- Born: 15 February 1961 (age 64)
- Origin: Singapore
- Genres: Pop-rock
- Occupation: Singer
- Instruments: Vocals, guitar, keyboards
- Years active: 1990–present
- Labels: KAMCO Music
- Website: Power of Pop

= Kevin Mathews =

Kevin Mathews (born 15 February 1961) is a Singaporean singer-songwriter and film music composer.

==Watchmen==
Mathews formed The Watchmen in 1989 with his Anglo Chinese School classmates Tony and James Makarome. Originally a five-man band called The Hornets, The Watchmen put out three independent releases in the early 1990s, Who Watches the Watchmen, Industry & Commerce and the acclaimed This Savage Garden. This garnered the trio an invitation from BigO magazine to contribute to their New School Rock III CD in 1993. The Watchmen contributed two songs, "Please Believe Me" and "Orchard Road", which went on to become a radio favourite. New School Rock III was nominated by 987FM for the Best Local Album of 1993.

In May 1993, The Watchmen contributed the song "The High Cost Of Living" to BigOs Death Valley 92328 CD. This protest song gained attention for its local content and topical issues, which led music critic Chris Ho to describe Mathews as "the first protest singer to be recognized as such in Singaporean pop this decade."

Odyssey Music, a local distributor, decided to sign The Watchmen to a two-year contract, and in August 1993, The Watchmen released their debut album Democracy. A track from the album, "My One and Only", became a radio hit, garnering pole position on the Radio Heart Top Ten and the number three spot on the 987FM Perfect Ten. Democracy sold more than 1,000 copies, and BigO readers voted for it as the Best Local Album of 1993.

To cash in on the public's apparent infatuation with Mathews' balladeering, Odyssey Music persuaded Mathews to rush-release an EP of songs about love – called Love – in time for Valentine's Day. A track from the EP, "I Love Singapore", was later included on the Mee Pok Man movie soundtrack, with Mathews going under the nom de plume of "The Crowd".

In April 1994, Mathews' Watchmen bandmates Tony and James Makarome wrote an open letter to the press accusing him of failing to acknowledge their contributions. In particular, they were especially disappointed with his public remark that he had "got rid" of his bandmates, saying he had "accidentally dropped them into the Indian Ocean". Mathews denied this and the band broke up soon after, with Mathews announcing that he was going solo.

==Popland==
In 1998, Mathews formed Popland, a musical duo between him and British-born bass player, Tim Nolan. The duo's first CD, Pop was released in 1997 under the name "The Crowd", which they later changed to avoid confusion with a US band of the same name. They followed this with 1998's Groovy, featuring Singaporean musician Ray Aziz on drums. Aziz also played drums on their 2002 release Action, released on Zip Records.

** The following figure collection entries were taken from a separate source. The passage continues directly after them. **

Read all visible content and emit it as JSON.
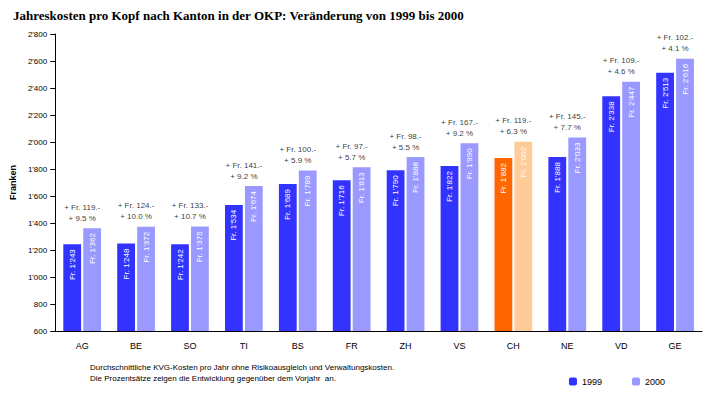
{
  "chart_data": {
    "type": "bar",
    "title": "Jahreskosten pro Kopf nach Kanton in der OKP: Veränderung von 1999 bis 2000",
    "y_label": "Franken",
    "categories": [
      "AG",
      "BE",
      "SO",
      "TI",
      "BS",
      "FR",
      "ZH",
      "VS",
      "CH",
      "NE",
      "VD",
      "GE"
    ],
    "series": [
      {
        "name": "1999",
        "color": "#3333ff",
        "colors": [
          "#3333ff",
          "#3333ff",
          "#3333ff",
          "#3333ff",
          "#3333ff",
          "#3333ff",
          "#3333ff",
          "#3333ff",
          "#ff6600",
          "#3333ff",
          "#3333ff",
          "#3333ff"
        ],
        "values": [
          1243,
          1248,
          1242,
          1534,
          1689,
          1716,
          1790,
          1822,
          1882,
          1888,
          2338,
          2513
        ],
        "value_labels": [
          "Fr. 1'243",
          "Fr. 1'248",
          "Fr. 1'242",
          "Fr. 1'534",
          "Fr. 1'689",
          "Fr. 1'716",
          "Fr. 1'790",
          "Fr. 1'822",
          "Fr. 1'882",
          "Fr. 1'888",
          "Fr. 2'338",
          "Fr. 2'513"
        ]
      },
      {
        "name": "2000",
        "color": "#9999ff",
        "colors": [
          "#9999ff",
          "#9999ff",
          "#9999ff",
          "#9999ff",
          "#9999ff",
          "#9999ff",
          "#9999ff",
          "#9999ff",
          "#ffcc99",
          "#9999ff",
          "#9999ff",
          "#9999ff"
        ],
        "values": [
          1362,
          1372,
          1375,
          1674,
          1789,
          1813,
          1888,
          1990,
          2002,
          2033,
          2447,
          2616
        ],
        "value_labels": [
          "Fr. 1'362",
          "Fr. 1'372",
          "Fr. 1'375",
          "Fr. 1'674",
          "Fr. 1'789",
          "Fr. 1'813",
          "Fr. 1'888",
          "Fr. 1'990",
          "Fr. 2'002",
          "Fr. 2'033",
          "Fr. 2'447",
          "Fr. 2'616"
        ]
      }
    ],
    "annotations": [
      {
        "category": "AG",
        "text": [
          "+ Fr. 119.-",
          "+ 9.5 %"
        ]
      },
      {
        "category": "BE",
        "text": [
          "+ Fr. 124.-",
          "+ 10.0 %"
        ]
      },
      {
        "category": "SO",
        "text": [
          "+ Fr. 133.-",
          "+ 10.7 %"
        ]
      },
      {
        "category": "TI",
        "text": [
          "+ Fr. 141.-",
          "+ 9.2 %"
        ]
      },
      {
        "category": "BS",
        "text": [
          "+ Fr. 100.-",
          "+ 5.9 %"
        ]
      },
      {
        "category": "FR",
        "text": [
          "+ Fr. 97.-",
          "+ 5.7 %"
        ]
      },
      {
        "category": "ZH",
        "text": [
          "+ Fr. 98.-",
          "+ 5.5 %"
        ]
      },
      {
        "category": "VS",
        "text": [
          "+ Fr. 167.-",
          "+ 9.2 %"
        ]
      },
      {
        "category": "CH",
        "text": [
          "+ Fr. 119.-",
          "+ 6.3 %"
        ]
      },
      {
        "category": "NE",
        "text": [
          "+ Fr. 145.-",
          "+ 7.7 %"
        ]
      },
      {
        "category": "VD",
        "text": [
          "+ Fr. 109.-",
          "+ 4.6 %"
        ]
      },
      {
        "category": "GE",
        "text": [
          "+ Fr. 102.-",
          "+ 4.1 %"
        ]
      }
    ],
    "notes": [
      "Durchschnittliche KVG-Kosten pro Jahr ohne Risikoausgleich und Verwaltungskosten.",
      "Die Prozentsätze zeigen die Entwicklung gegenüber dem Vorjahr  an."
    ],
    "ylim": [
      600,
      2800
    ],
    "yticks": [
      600,
      800,
      {
        "value": 1000,
        "label": "1'000"
      },
      {
        "value": 1200,
        "label": "1'200"
      },
      {
        "value": 1400,
        "label": "1'400"
      },
      {
        "value": 1600,
        "label": "1'600"
      },
      {
        "value": 1800,
        "label": "1'800"
      },
      {
        "value": 2000,
        "label": "2'000"
      },
      {
        "value": 2200,
        "label": "2'200"
      },
      {
        "value": 2400,
        "label": "2'400"
      },
      {
        "value": 2600,
        "label": "2'600"
      },
      {
        "value": 2800,
        "label": "2'800"
      }
    ],
    "grid": false,
    "legend": "lower right",
    "data_labels": true
  }
}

Popland was featured by Singapore's national newspaper, The Straits Times, played on several Singapore TV shows and various radio stations. Their music was used in the Warner Bros. hit TV show High School Reunion. The duo split in 2006 when Mathews decided to pursue a solo career.

==Solo career==
In 2006, Mathews embarked on a solo career. In November 2008, he released the EP watchmen@midnight and his debut solo full-length album Emo FASCISM on 1 August 2013. In 2014, Mathews released the #alpacablues EP.

Mathews has been a live performer for more than thirty years and has performed at Central Park NYC (for Singapore Day 2007), the Esplanade, *SCAPE, Home Club, Blu-Jaz Cafe, Library @ Esplanade, Library @ Orchard, Timbre @ The Substation, Timbre @ The Arts House, TAB, the Prince of Wales Backpackers' Pub and other venues.

==Other areas of interest==
In addition, Mathews is an accomplished film score writer, and has composed music for acclaimed Singapore director Eric Khoo's feature films and has also contributed music to other Singaporean films like Stories About Love, One Leg Kicking, Invisible Children, Lucky 7, Anita's Complaint and The Carrot Cake Conversations as well as TV series such as Drive and Seventh Month.

Mathews is also a prominent contributor to the Singapore music scene. He is currently a mentor under the National Arts Council's Noise Music Mentorship Programme, a mentor for the Esplanade Youth Budding Writers Programme and a judge for the 2009 and 2010 editions of the Baybeats Festival, one of the biggest indie rock festivals in the region. In addition, he manages Singapore bands like Cheating Sons and TypeWriter and operates KAMCO Music, an artist management company.

Mathews is also the owner of Power of Pop, a pop culture blog which has been commenting on music, film, comics and books for more than a decade.

He is also a tutor of business law at Ngee Ann Polytechnic. Also tutor Company Law in Temasek Polytechnic.